The inconvenience for people traversing the airport terminal will allow interior demolition to begin Monday where the original ticketing area at the airport will be converted to a new baggage carousel devoted primarily to commuter flights, Ruppel said.

For the past two winters, large planeloads of passengers arriving at gates five and six on the west side of the terminal have had to snake through a maze of corridors to get to the congested baggage claim area.

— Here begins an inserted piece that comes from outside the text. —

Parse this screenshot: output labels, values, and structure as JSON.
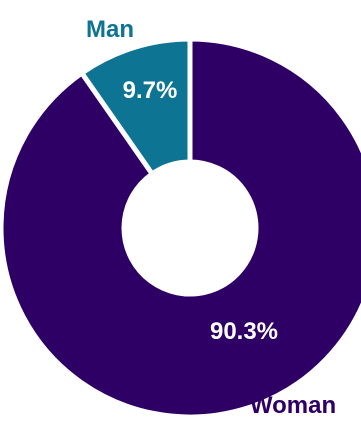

When construction work on Phase 3 of the YVRA terminal improvements wraps up late this year, pedestrian routes will have improved, Ruppel said.



“It will make a lot more sense to arriving passengers,” he promised.

Ruppel said United Express service between Denver and YVRA has dropped to two flights a day since the ski area closed Sunday and will bounce up to four flights early in June.

Passenger tallies maintained by the airport show that passenger traffic during the heart of the 2010-11 ski season was off about 5,000 compared with 2009-10.

Looking only at passenger arrivals from December through March, the airport welcomed 80,904 arrivals, compared with 85,754 for a similar period in winter 2009-10.

“I look at it being essentially flat, when all things are considered,” Ruppel said. “We felt load factors were pretty good.”

Total ski season passenger numbers have yet to be finalized.

Resort officials had predicted in early December that arriving passengers would be down because of a 14 percent reduction in the number of airline seats committed to the destination.